Zur weiteren Diagnosesicherung sollte auch der speisende Aneurysmahals, welcher mit der benachbarten punktierten Arterie kommuniziert und sich in Länge und Kaliber variabel zeigen kann, aufgesucht werden (Abb. 5). Ergänzend ist in diesem eine Flussmessung mit Darstellung der entsprechenden Geschwindigkeits-Spektralkurve im PW(pulsed-wave)-Modus durchzuführen. Ein hier typisches pulssynchrones, sägezahnartiges Flusssignal, das sog. „To-and-fro-Muster“ gilt als beweisend für ein AS [6]. Es handelt sich dabei um ein kurzes hochsytolisches, antegrades Flussmuster mit nachfolgend prolongiertem diastolisch retrogradem Flussmuster [6]. Dabei können, abhängig u. a. vom Aneurysmahals und dem betroffenen Gefäßabschnitt, Spitzenflussgeschwindigkeiten bis zu 400 cm/s abgeleitet werden (vgl. übliche Flussgeschwindigkeit in der A. femoralis communis ca. 100 cm/s) [2, 6]. Differentialdiagnostisch ist das Flussmuster einer AV-Fistel eindeutig von diesem zu unterscheiden und zeigt einen monophasischen Fluss mit hoher systolischer und erhöhter diastolischer Spitzengeschwindigkeit aufgrund des niedrigeren Widerstands im venösen System.

Therapeutisch stehen verschiedene Optionen zur Verfügung 10. Dazu gehören die sonographische manuelle Kompression, sonographisch gesteuerte Thrombininjektion/Coilembolisation und die chirurgische Ausschaltung. Diese Optionen sind je nach Aneurysmagröße/-konfiguration, Lokalisation, Intensität der Perfusion und Patientenzustand zu evaluieren [6]. Thrombininjektionen sollten aufgrund eines erhöhten Embolisierungsrisikos und der Gefahr einer akuten Beinischämie bei Aneurysmasackgrößen unter 1 cm Durchmesser als auch bei bestehenden AV-Fisteln und der damit verbundenen Gefahr von Lungenembolien nicht durchgeführt werden [5]. Die periphere Durchblutung ist nach Injektion stets zu prüfen. Bei Aneurysmasackgrößen über 3 cm Durchmesser und langen schmalen Aneurysmahälsen ist eine Thrombininjektion bei nachgewiesen hohen Erfolgsraten zu präferieren. Die in unserem Fall initial durchgeführte Thrombininjektion zeigte leider ein Aneurysmarezidiv. Dieses wird in der Literatur mit einem Risiko von 3,4 % beschrieben [5]. Als Risikofaktor für ein Versagen der Thrombininjektion sind u. a. tief gelegene Pseudoaneurysmen (> 2 cm) sowie großkalibrige Katheter und Schleusen beschrieben, da sie einen kurzen und breiten Aneurysmahals verursachen, was eine erfolgreiche Thrombosierung mit Thrombin potenziell erschwert [11, 12]. Um eine möglichst hohe Erfolgsrate bei der Thrombininjektion zu erreichen und eine periphere arterielle Embolie zu vermeiden, sollte die Injektion entfernt vom Aneurysmahals unter langsamer Injektion erfolgen. Die Sonographie eignet sich hierfür ideal zur Überprüfung in Echtzeit.

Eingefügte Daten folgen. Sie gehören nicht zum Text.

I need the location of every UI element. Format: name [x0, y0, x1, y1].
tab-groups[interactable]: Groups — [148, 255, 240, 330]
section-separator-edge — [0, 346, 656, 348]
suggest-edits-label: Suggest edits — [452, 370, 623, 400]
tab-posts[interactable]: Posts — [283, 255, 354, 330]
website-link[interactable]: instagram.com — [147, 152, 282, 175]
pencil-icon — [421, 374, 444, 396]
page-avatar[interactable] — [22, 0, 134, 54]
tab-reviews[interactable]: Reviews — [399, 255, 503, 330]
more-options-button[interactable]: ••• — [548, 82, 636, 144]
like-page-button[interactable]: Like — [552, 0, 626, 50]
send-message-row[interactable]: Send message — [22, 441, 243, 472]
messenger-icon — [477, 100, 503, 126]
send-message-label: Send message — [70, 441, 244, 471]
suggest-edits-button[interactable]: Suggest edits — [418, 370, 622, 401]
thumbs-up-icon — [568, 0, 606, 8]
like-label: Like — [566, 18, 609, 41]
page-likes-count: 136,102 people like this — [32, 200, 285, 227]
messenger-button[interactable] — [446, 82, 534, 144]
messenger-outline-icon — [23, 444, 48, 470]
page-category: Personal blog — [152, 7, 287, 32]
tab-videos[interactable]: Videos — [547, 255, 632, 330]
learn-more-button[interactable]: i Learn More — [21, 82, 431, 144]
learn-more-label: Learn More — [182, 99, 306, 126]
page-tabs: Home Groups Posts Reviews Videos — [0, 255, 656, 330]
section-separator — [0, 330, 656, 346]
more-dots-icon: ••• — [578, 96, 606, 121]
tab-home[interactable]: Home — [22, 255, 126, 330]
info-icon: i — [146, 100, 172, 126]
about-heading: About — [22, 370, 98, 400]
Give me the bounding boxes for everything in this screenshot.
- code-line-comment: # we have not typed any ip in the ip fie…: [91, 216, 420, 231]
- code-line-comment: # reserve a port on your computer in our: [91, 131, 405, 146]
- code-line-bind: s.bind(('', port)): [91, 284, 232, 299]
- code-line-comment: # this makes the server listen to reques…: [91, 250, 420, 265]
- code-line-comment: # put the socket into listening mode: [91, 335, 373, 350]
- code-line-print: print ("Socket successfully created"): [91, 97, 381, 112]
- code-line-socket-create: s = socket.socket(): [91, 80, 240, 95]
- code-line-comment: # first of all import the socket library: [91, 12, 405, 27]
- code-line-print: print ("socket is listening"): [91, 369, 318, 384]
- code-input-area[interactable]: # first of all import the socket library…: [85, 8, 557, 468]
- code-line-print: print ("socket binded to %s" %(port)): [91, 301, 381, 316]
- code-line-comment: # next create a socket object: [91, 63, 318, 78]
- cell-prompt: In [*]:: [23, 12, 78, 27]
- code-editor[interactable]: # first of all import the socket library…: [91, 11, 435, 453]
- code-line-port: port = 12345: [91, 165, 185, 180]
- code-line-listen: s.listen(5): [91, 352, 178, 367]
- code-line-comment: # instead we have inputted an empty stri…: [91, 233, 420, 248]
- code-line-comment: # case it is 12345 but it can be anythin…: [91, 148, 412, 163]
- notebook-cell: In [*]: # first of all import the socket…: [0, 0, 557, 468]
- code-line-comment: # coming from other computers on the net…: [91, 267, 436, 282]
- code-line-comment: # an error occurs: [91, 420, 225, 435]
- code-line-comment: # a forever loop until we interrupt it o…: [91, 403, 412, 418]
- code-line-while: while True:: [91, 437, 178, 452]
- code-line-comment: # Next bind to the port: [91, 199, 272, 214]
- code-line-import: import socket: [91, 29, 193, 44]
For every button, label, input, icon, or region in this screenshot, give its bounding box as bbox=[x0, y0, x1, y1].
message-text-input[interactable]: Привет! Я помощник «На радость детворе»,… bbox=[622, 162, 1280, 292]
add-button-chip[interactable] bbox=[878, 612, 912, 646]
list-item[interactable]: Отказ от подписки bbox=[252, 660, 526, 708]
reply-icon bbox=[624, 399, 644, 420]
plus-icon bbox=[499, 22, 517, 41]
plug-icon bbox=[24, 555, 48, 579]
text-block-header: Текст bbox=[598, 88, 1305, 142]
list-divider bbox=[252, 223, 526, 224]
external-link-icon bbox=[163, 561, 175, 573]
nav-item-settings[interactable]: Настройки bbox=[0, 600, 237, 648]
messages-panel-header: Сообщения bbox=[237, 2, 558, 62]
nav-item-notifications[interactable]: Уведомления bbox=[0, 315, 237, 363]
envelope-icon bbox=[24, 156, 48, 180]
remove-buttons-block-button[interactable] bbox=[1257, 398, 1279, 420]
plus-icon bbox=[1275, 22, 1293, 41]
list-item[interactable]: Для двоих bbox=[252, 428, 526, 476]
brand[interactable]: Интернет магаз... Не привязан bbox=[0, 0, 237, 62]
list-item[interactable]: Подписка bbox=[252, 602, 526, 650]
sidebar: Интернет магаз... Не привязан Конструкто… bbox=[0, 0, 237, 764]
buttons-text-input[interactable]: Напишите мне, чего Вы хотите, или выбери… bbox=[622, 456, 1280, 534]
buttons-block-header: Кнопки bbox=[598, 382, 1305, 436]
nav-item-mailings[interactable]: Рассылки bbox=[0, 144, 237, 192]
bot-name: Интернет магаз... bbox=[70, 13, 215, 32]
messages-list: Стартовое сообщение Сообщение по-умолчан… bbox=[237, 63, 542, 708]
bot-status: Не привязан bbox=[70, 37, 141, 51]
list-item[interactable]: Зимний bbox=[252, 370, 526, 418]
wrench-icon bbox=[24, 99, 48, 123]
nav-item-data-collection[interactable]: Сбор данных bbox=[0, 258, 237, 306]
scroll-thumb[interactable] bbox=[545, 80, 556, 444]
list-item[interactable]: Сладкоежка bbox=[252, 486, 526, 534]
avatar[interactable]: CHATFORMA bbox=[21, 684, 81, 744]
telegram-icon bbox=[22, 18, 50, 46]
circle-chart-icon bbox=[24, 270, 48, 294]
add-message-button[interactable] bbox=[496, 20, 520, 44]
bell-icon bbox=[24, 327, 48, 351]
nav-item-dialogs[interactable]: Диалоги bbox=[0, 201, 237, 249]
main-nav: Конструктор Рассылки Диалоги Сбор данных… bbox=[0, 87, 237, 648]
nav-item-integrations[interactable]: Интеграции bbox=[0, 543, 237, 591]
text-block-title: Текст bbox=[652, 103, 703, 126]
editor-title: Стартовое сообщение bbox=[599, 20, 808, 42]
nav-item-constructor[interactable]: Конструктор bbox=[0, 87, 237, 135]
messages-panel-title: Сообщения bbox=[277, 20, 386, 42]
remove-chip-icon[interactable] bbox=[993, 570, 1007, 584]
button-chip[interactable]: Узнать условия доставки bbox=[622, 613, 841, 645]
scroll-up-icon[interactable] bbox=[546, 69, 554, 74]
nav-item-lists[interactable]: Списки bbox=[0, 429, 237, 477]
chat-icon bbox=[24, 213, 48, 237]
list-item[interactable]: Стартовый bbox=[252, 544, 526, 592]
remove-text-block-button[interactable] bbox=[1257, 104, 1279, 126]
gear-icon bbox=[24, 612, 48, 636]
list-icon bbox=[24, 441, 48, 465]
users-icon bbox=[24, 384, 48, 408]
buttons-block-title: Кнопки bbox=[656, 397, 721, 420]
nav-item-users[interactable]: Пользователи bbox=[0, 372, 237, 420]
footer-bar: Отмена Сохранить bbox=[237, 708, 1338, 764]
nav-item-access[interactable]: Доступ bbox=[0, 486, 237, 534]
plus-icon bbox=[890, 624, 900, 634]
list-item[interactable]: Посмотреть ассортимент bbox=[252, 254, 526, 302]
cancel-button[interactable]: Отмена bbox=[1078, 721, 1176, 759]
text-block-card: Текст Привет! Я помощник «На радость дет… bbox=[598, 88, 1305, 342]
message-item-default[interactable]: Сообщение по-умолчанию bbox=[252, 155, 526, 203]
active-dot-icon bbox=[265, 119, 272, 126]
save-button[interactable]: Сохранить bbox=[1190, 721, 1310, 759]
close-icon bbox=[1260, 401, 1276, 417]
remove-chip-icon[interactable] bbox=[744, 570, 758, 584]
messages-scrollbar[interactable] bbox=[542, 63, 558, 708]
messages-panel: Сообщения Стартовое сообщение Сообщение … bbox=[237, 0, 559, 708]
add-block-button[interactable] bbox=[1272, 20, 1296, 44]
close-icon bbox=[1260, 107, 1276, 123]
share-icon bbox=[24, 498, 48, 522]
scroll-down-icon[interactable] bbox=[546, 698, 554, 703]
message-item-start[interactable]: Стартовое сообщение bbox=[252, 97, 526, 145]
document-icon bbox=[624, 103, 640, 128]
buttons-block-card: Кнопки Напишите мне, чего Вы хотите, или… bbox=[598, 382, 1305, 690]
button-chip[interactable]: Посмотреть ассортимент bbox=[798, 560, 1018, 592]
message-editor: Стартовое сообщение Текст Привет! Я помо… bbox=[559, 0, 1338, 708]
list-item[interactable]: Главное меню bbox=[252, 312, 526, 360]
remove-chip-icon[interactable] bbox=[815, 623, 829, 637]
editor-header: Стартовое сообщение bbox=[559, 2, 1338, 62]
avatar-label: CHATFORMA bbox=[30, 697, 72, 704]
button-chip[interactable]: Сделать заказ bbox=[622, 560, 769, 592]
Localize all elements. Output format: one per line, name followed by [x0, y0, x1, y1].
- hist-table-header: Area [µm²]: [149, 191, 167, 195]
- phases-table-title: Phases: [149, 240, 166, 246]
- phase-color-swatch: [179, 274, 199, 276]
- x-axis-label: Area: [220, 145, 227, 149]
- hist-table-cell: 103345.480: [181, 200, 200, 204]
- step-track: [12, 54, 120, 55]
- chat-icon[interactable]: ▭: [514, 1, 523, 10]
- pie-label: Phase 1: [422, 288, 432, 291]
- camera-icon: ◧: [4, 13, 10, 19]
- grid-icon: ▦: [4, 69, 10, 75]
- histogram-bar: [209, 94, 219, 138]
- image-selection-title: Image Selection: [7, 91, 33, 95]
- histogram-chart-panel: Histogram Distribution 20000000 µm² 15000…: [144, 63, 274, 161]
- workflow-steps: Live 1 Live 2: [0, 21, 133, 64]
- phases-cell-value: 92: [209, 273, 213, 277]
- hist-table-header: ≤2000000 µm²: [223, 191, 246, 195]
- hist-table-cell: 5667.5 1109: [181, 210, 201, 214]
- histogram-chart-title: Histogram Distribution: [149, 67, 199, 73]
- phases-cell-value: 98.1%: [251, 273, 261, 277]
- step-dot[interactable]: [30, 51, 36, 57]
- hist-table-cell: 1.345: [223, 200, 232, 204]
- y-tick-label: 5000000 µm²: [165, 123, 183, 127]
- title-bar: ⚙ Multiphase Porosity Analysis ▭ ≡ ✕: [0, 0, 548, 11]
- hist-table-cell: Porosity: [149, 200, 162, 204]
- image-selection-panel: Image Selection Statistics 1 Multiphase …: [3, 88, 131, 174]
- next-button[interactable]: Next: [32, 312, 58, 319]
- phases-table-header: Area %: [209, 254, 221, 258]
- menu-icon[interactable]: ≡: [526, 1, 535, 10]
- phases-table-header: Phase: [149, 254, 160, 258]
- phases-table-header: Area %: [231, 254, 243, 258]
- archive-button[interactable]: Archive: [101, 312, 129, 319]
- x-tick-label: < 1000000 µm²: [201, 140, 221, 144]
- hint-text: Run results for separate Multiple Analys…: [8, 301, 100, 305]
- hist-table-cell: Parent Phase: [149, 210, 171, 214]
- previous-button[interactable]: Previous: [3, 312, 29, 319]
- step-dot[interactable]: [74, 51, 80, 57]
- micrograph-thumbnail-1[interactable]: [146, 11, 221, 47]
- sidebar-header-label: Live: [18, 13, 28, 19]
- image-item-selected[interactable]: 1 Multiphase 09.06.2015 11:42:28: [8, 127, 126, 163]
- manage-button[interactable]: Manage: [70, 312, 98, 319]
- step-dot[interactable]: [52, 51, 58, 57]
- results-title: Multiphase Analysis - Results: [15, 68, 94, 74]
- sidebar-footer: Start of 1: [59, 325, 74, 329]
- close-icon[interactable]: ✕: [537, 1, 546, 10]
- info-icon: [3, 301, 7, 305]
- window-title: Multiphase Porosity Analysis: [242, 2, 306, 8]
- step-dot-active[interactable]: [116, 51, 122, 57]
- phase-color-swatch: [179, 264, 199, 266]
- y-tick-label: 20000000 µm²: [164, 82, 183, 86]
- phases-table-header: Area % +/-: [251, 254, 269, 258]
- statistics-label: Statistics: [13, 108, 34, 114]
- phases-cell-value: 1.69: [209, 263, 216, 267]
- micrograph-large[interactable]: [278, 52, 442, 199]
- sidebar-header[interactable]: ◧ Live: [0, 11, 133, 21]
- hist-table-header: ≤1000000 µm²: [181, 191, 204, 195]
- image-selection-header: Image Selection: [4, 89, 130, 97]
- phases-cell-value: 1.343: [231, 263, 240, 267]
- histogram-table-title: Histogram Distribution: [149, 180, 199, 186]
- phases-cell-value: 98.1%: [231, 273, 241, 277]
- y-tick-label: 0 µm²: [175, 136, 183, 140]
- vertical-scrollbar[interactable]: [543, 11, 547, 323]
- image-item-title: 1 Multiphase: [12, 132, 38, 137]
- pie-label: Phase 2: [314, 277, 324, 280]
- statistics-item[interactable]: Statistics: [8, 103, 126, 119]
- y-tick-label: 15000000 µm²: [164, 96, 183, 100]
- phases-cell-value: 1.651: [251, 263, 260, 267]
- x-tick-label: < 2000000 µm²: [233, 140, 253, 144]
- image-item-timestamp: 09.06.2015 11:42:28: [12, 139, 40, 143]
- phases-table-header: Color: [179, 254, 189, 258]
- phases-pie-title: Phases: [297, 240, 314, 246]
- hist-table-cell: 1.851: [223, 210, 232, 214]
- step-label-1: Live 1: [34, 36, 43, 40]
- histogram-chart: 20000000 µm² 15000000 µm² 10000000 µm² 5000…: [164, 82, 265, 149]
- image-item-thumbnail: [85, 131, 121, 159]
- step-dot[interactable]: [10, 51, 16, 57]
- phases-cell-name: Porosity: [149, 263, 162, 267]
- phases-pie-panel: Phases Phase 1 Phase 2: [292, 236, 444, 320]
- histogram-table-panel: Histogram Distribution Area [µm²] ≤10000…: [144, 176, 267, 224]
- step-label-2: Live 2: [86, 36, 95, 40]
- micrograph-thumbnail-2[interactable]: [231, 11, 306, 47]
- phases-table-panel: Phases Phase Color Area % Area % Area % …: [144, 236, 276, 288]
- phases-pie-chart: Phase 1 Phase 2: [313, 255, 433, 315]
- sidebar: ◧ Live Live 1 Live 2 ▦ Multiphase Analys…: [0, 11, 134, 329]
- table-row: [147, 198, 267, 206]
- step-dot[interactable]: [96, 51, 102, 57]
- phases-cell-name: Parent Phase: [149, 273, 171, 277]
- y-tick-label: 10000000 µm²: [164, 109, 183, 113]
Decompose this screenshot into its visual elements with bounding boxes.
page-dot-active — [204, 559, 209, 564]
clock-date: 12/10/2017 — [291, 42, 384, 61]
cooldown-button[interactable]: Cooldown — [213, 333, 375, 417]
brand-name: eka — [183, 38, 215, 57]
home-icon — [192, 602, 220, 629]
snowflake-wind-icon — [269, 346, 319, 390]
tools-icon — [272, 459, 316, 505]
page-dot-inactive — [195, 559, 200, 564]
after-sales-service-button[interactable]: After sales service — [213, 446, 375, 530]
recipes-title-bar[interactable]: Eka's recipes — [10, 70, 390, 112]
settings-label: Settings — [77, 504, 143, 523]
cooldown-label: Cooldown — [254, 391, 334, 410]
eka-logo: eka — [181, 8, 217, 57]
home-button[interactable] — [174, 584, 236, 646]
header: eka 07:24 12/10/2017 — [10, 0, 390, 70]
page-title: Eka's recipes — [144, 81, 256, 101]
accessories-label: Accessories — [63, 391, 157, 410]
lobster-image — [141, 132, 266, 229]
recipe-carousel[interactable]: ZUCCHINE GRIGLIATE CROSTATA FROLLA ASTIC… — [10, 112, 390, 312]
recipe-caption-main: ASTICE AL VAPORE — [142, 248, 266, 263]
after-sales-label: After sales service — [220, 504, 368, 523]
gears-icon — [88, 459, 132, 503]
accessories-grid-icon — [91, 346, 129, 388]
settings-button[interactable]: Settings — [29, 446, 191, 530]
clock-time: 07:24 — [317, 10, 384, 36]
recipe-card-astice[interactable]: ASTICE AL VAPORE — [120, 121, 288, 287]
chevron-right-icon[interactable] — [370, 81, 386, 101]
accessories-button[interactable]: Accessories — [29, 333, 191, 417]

Wir plädieren mit diesem Fallbericht für das Vermitteln des leicht einzuprägenden Yin-Yang-Zeichens, das im vaskulären Ultraschall ungeübten ärztlichen Kollegen ein Bezugsmuster liefern kann, um ein mögliches AS zu detektieren, weiter abzuklären und einer adäquaten Behandlung zuzuführen.

Fazit

  • Perivaskuläre raumfordernde Formationen – insbesondere nach arteriellen Eingriffen – müssen auf das Vorliegen eines Aneurysma spurium abgeklärt werden.

  • Die farbkodierte Duplexsonographie ist Bildgebung der ersten Wahl und erlaubt durch die Kombination morphologischer und hämodynamischer Informationen die Identifizierung und Quantifizierung eines Aneurysma spurium.

  • Der intraläsionale Nachweis des philosophisch inspirierten Yin-Yang-Zeichens im Farbdoppler deutet auf ein Aneurysma spurium hin.

  • Eine weitere Suche nach dem Aneurysmahals mit Flussmessung ist obligat und sichert die Diagnose.